JPMorgan announced last month that a failed hedging strategy had morphed into something more speculative that has produced at least $2 billion in losses. JPMorgan Chief Executive Jamie Dimon, who will appear before the same Senate panel next week, has called the trades "sloppy" and "stupid".
The announcement has shaken Wall Street and Washington, raising questions about whether banks are still taking too many risks following the 2007-2009 financial crisis and how much capital they should have to hold as a safeguard against losses.
During the hearing on Wednesday, lawmakers pressed regulators on whether they fell down on the job and what sort of implications JPMorgan's losses have for financial reform.
"Shouldn't the sheer size of these trades have been a huge red flag for the OCC?" asked Democratic Senator Robert Menendez to Thomas Curry, the head of the Office of the Comptroller of the Currency.
The OCC is the primary regulator for JPMorgan's banking activities and has 65 on-site examiners for the institution.
Curry became head of the OCC in April, and JPMorgan's trading losses pose an immediate test for how he will lead an agency that oversees the largest U.S. banks and has come under criticism, particularly from Democrats, for not being tough enough on the industry.
In his testimony, Curry said his office is still investigating what his office could have done better, as well as exactly what the bank was doing with the trades. Curry was nominated for the job by President Barack Obama but he faced the stiffest questioning from the president's fellow Democrats on Wednesday.
Senator Sherrod Brown of Ohio observed that some JPMorgan executives have left in the wake of the trading loss, including Ina Drew, chief of the hedging unit in question.
"If JPMorgan can hold its senior executives accountable, which they appear, at least in part, to be doing, we should expect nothing less than you, Mr. Curry, and the people who work for you," Brown said.
The losses have, in particular, put a renewed focus on regulators efforts to put the Volcker rule in place, which prohibits banks from making trades with their own money for profit.
The goal of the rule is to prevent banks that enjoy government backstops like deposit insurance from making risky trades that could ultimately endanger taxpayer and depositor funds.
A proposed Volcker rule was released in October and a final rule is expected in the next few months.
The 2010 Dodd-Frank financial oversight law allows for some exemptions to the Volcker rule, including making trades to hedge against risks.
Supporters of the restrictions are pressuring regulators to tighten the hedging exemption, arguing the JPMorgan losses are evidence that the October draft would provide too much leeway.
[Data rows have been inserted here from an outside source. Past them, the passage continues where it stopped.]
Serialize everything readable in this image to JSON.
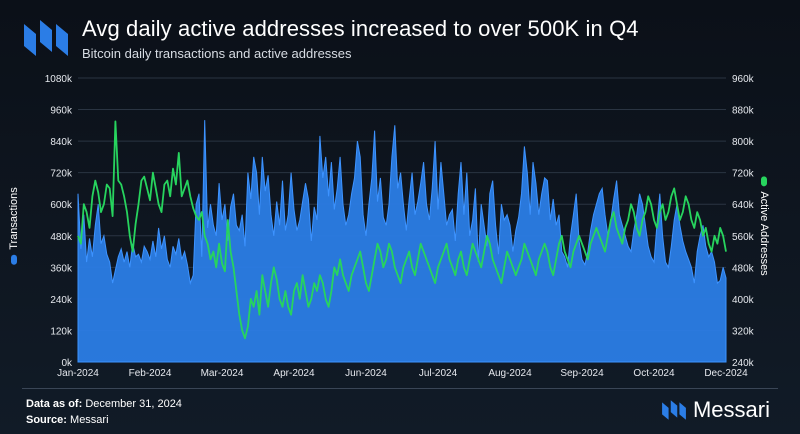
{
  "header": {
    "title": "Avg daily active addresses increased to over 500K in Q4",
    "subtitle": "Bitcoin daily transactions and active addresses"
  },
  "footer": {
    "data_as_of_label": "Data as of:",
    "data_as_of_value": "December 31, 2024",
    "source_label": "Source:",
    "source_value": "Messari",
    "brand": "Messari"
  },
  "colors": {
    "transactions": "#2b7de6",
    "active_addresses": "#27d45e",
    "grid": "#2a3442",
    "text": "#ffffff"
  },
  "chart_data": {
    "type": "area+line",
    "title": "Avg daily active addresses increased to over 500K in Q4",
    "subtitle": "Bitcoin daily transactions and active addresses",
    "x_tick_labels": [
      "Jan-2024",
      "Feb-2024",
      "Mar-2024",
      "Apr-2024",
      "Jun-2024",
      "Jul-2024",
      "Aug-2024",
      "Sep-2024",
      "Oct-2024",
      "Dec-2024"
    ],
    "x_range": [
      "2024-01-01",
      "2024-12-31"
    ],
    "y_left": {
      "label": "Transactions",
      "tick_labels": [
        "0k",
        "120k",
        "240k",
        "360k",
        "480k",
        "600k",
        "720k",
        "840k",
        "960k",
        "1080k"
      ],
      "range": [
        0,
        1080000
      ]
    },
    "y_right": {
      "label": "Active Addresses",
      "tick_labels": [
        "240k",
        "320k",
        "400k",
        "480k",
        "560k",
        "640k",
        "720k",
        "800k",
        "880k",
        "960k"
      ],
      "range": [
        240000,
        960000
      ]
    },
    "series": [
      {
        "name": "Transactions",
        "type": "area",
        "axis": "left",
        "color": "#2b7de6",
        "unit": "k",
        "values": [
          640,
          430,
          560,
          380,
          470,
          400,
          520,
          600,
          450,
          480,
          410,
          380,
          300,
          350,
          400,
          430,
          380,
          420,
          360,
          450,
          400,
          410,
          380,
          440,
          420,
          390,
          460,
          400,
          510,
          430,
          480,
          390,
          360,
          440,
          410,
          470,
          390,
          420,
          370,
          300,
          330,
          600,
          640,
          400,
          920,
          510,
          600,
          520,
          480,
          680,
          540,
          600,
          460,
          590,
          640,
          520,
          500,
          560,
          440,
          720,
          620,
          780,
          720,
          560,
          780,
          650,
          710,
          560,
          480,
          610,
          520,
          690,
          500,
          560,
          720,
          580,
          500,
          540,
          610,
          680,
          620,
          460,
          590,
          540,
          860,
          700,
          780,
          630,
          760,
          580,
          660,
          780,
          600,
          520,
          560,
          640,
          700,
          840,
          780,
          560,
          480,
          600,
          700,
          880,
          610,
          700,
          550,
          520,
          600,
          780,
          900,
          660,
          720,
          600,
          500,
          620,
          720,
          560,
          610,
          680,
          760,
          600,
          540,
          660,
          840,
          580,
          760,
          640,
          520,
          560,
          580,
          460,
          640,
          760,
          560,
          720,
          480,
          540,
          660,
          380,
          600,
          520,
          440,
          640,
          690,
          520,
          410,
          600,
          540,
          560,
          520,
          420,
          500,
          550,
          640,
          820,
          720,
          560,
          760,
          680,
          560,
          640,
          700,
          690,
          540,
          620,
          520,
          560,
          420,
          400,
          360,
          480,
          560,
          640,
          460,
          390,
          370,
          420,
          500,
          560,
          600,
          640,
          660,
          560,
          480,
          540,
          620,
          690,
          560,
          520,
          480,
          440,
          420,
          500,
          560,
          640,
          600,
          520,
          440,
          400,
          380,
          520,
          640,
          480,
          380,
          360,
          440,
          540,
          600,
          520,
          460,
          420,
          390,
          360,
          300,
          420,
          480,
          520,
          440,
          400,
          420,
          380,
          300,
          310,
          360,
          320
        ]
      },
      {
        "name": "Active Addresses",
        "type": "line",
        "axis": "right",
        "color": "#27d45e",
        "unit": "k",
        "values": [
          560,
          540,
          640,
          620,
          580,
          660,
          700,
          670,
          620,
          640,
          690,
          680,
          610,
          850,
          700,
          690,
          660,
          620,
          560,
          520,
          590,
          640,
          700,
          710,
          680,
          650,
          720,
          680,
          640,
          620,
          690,
          700,
          660,
          730,
          690,
          770,
          660,
          680,
          700,
          660,
          630,
          610,
          600,
          620,
          560,
          540,
          500,
          520,
          480,
          540,
          490,
          470,
          600,
          520,
          480,
          420,
          360,
          320,
          300,
          330,
          400,
          380,
          420,
          360,
          460,
          420,
          380,
          440,
          480,
          450,
          400,
          380,
          420,
          380,
          360,
          420,
          440,
          400,
          460,
          420,
          380,
          400,
          440,
          420,
          460,
          440,
          400,
          380,
          420,
          480,
          460,
          500,
          460,
          440,
          420,
          460,
          480,
          500,
          520,
          480,
          440,
          420,
          460,
          500,
          540,
          520,
          480,
          500,
          540,
          520,
          480,
          460,
          440,
          480,
          500,
          520,
          480,
          460,
          500,
          540,
          520,
          500,
          480,
          460,
          440,
          480,
          500,
          520,
          540,
          500,
          480,
          460,
          500,
          520,
          480,
          460,
          500,
          540,
          520,
          500,
          480,
          520,
          560,
          540,
          500,
          480,
          460,
          440,
          480,
          520,
          500,
          480,
          460,
          480,
          500,
          540,
          520,
          500,
          480,
          460,
          500,
          520,
          540,
          520,
          480,
          460,
          500,
          540,
          560,
          520,
          500,
          480,
          520,
          540,
          560,
          540,
          520,
          500,
          540,
          560,
          580,
          560,
          540,
          520,
          560,
          600,
          620,
          580,
          560,
          540,
          580,
          600,
          640,
          620,
          580,
          560,
          600,
          620,
          660,
          640,
          600,
          580,
          620,
          640,
          600,
          620,
          660,
          680,
          640,
          600,
          620,
          660,
          640,
          600,
          580,
          620,
          600,
          560,
          580,
          540,
          520,
          560,
          540,
          580,
          560,
          520
        ]
      }
    ],
    "legend": "axis-titles"
  }
}
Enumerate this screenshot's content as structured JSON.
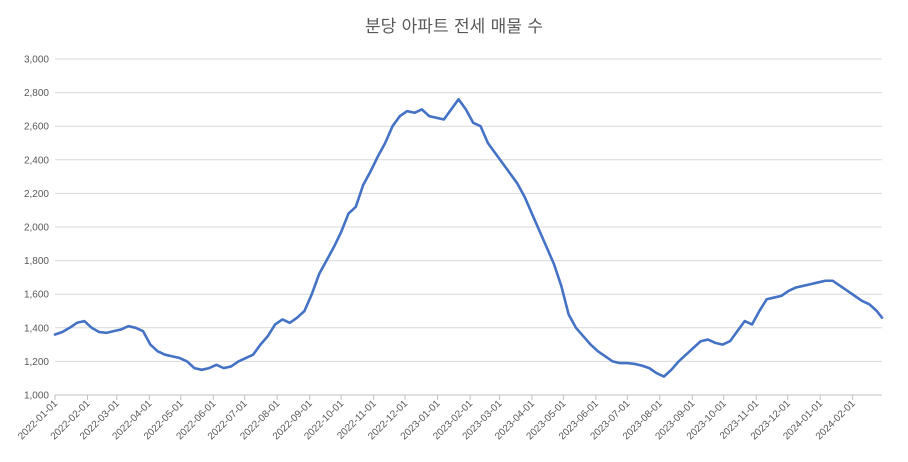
{
  "chart_data": {
    "type": "line",
    "title": "분당 아파트 전세 매물 수",
    "xlabel": "",
    "ylabel": "",
    "ylim": [
      1000,
      3000
    ],
    "yticks": [
      "1,000",
      "1,200",
      "1,400",
      "1,600",
      "1,800",
      "2,000",
      "2,200",
      "2,400",
      "2,600",
      "2,800",
      "3,000"
    ],
    "ytick_values": [
      1000,
      1200,
      1400,
      1600,
      1800,
      2000,
      2200,
      2400,
      2600,
      2800,
      3000
    ],
    "xticks": [
      "2022-01-01",
      "2022-02-01",
      "2022-03-01",
      "2022-04-01",
      "2022-05-01",
      "2022-06-01",
      "2022-07-01",
      "2022-08-01",
      "2022-09-01",
      "2022-10-01",
      "2022-11-01",
      "2022-12-01",
      "2023-01-01",
      "2023-02-01",
      "2023-03-01",
      "2023-04-01",
      "2023-05-01",
      "2023-06-01",
      "2023-07-01",
      "2023-08-01",
      "2023-09-01",
      "2023-10-01",
      "2023-11-01",
      "2023-12-01",
      "2024-01-01",
      "2024-02-01"
    ],
    "xlim": [
      "2022-01-01",
      "2024-02-29"
    ],
    "grid": true,
    "legend": "none",
    "series_color": "#4472c4",
    "x": [
      "2022-01-01",
      "2022-01-08",
      "2022-01-15",
      "2022-01-22",
      "2022-01-29",
      "2022-02-05",
      "2022-02-12",
      "2022-02-19",
      "2022-02-26",
      "2022-03-05",
      "2022-03-12",
      "2022-03-19",
      "2022-03-26",
      "2022-04-02",
      "2022-04-09",
      "2022-04-16",
      "2022-04-23",
      "2022-04-30",
      "2022-05-07",
      "2022-05-14",
      "2022-05-21",
      "2022-05-28",
      "2022-06-04",
      "2022-06-11",
      "2022-06-18",
      "2022-06-25",
      "2022-07-02",
      "2022-07-09",
      "2022-07-16",
      "2022-07-23",
      "2022-07-30",
      "2022-08-06",
      "2022-08-13",
      "2022-08-20",
      "2022-08-27",
      "2022-09-03",
      "2022-09-10",
      "2022-09-17",
      "2022-09-24",
      "2022-10-01",
      "2022-10-08",
      "2022-10-15",
      "2022-10-22",
      "2022-10-29",
      "2022-11-05",
      "2022-11-12",
      "2022-11-19",
      "2022-11-26",
      "2022-12-03",
      "2022-12-10",
      "2022-12-17",
      "2022-12-24",
      "2022-12-31",
      "2023-01-07",
      "2023-01-14",
      "2023-01-21",
      "2023-01-28",
      "2023-02-04",
      "2023-02-11",
      "2023-02-18",
      "2023-02-25",
      "2023-03-04",
      "2023-03-11",
      "2023-03-18",
      "2023-03-25",
      "2023-04-01",
      "2023-04-08",
      "2023-04-15",
      "2023-04-22",
      "2023-04-29",
      "2023-05-06",
      "2023-05-13",
      "2023-05-20",
      "2023-05-27",
      "2023-06-03",
      "2023-06-10",
      "2023-06-17",
      "2023-06-24",
      "2023-07-01",
      "2023-07-08",
      "2023-07-15",
      "2023-07-22",
      "2023-07-29",
      "2023-08-05",
      "2023-08-12",
      "2023-08-19",
      "2023-08-26",
      "2023-09-02",
      "2023-09-09",
      "2023-09-16",
      "2023-09-23",
      "2023-09-30",
      "2023-10-07",
      "2023-10-14",
      "2023-10-21",
      "2023-10-28",
      "2023-11-04",
      "2023-11-11",
      "2023-11-18",
      "2023-11-25",
      "2023-12-02",
      "2023-12-09",
      "2023-12-16",
      "2023-12-23",
      "2023-12-30",
      "2024-01-06",
      "2024-01-13",
      "2024-01-20",
      "2024-01-27",
      "2024-02-03",
      "2024-02-10",
      "2024-02-17",
      "2024-02-24",
      "2024-02-29"
    ],
    "values": [
      1360,
      1375,
      1400,
      1430,
      1440,
      1400,
      1375,
      1370,
      1380,
      1390,
      1410,
      1400,
      1380,
      1300,
      1260,
      1240,
      1230,
      1220,
      1200,
      1160,
      1150,
      1160,
      1180,
      1160,
      1170,
      1200,
      1220,
      1240,
      1300,
      1350,
      1420,
      1450,
      1430,
      1460,
      1500,
      1600,
      1720,
      1800,
      1880,
      1970,
      2080,
      2120,
      2250,
      2330,
      2420,
      2500,
      2600,
      2660,
      2690,
      2680,
      2700,
      2660,
      2650,
      2640,
      2700,
      2760,
      2700,
      2620,
      2600,
      2500,
      2440,
      2380,
      2320,
      2260,
      2180,
      2080,
      1980,
      1880,
      1780,
      1650,
      1480,
      1400,
      1350,
      1300,
      1260,
      1230,
      1200,
      1190,
      1190,
      1185,
      1175,
      1160,
      1130,
      1110,
      1150,
      1200,
      1240,
      1280,
      1320,
      1330,
      1310,
      1300,
      1320,
      1380,
      1440,
      1420,
      1500,
      1570,
      1580,
      1590,
      1620,
      1640,
      1650,
      1660,
      1670,
      1680,
      1680,
      1650,
      1620,
      1590,
      1560,
      1540,
      1500,
      1460
    ]
  }
}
Curry said it's too early to know if JPMorgan's trades would have fallen under the exemption. He told the senators that the trading losses speak more to risk management problems at the bank that go beyond individual rules.
"It's still a risk management issue regardless of the Volcker rule," he said.
The hearing underlined that the largest U.S. banks are losing their argument that new capital rules, which govern how banks fund themselves, are too strict and will impair their ability to lend.
Tarullo emphasized that JPMorgan's ability to successfully weather the trading losses was evidence that the central bank's focus on tougher capital standards is justified.
Several Republicans backed this stance. "The larger you are, the more capital you need," said Richard Shelby, the top Republican on the committee, who told reporters after the hearing that Basel III standards calling for a 7 percent capital buffer may not be high enough.
Republicans have been critical of Dodd-Frank, saying it is overly complicated and will damage the banking industry without greatly enhancing financial stability.
Particularly since JPMorgan announced its losses, Republicans have pointed to tough capital standards as a simple way to ensure that if a bank takes risks that result in losses they will have enough equity on hand to absorb the blow.
The Fed on Thursday will release a proposal for how the United States will implement the new Basel III international capital agreement.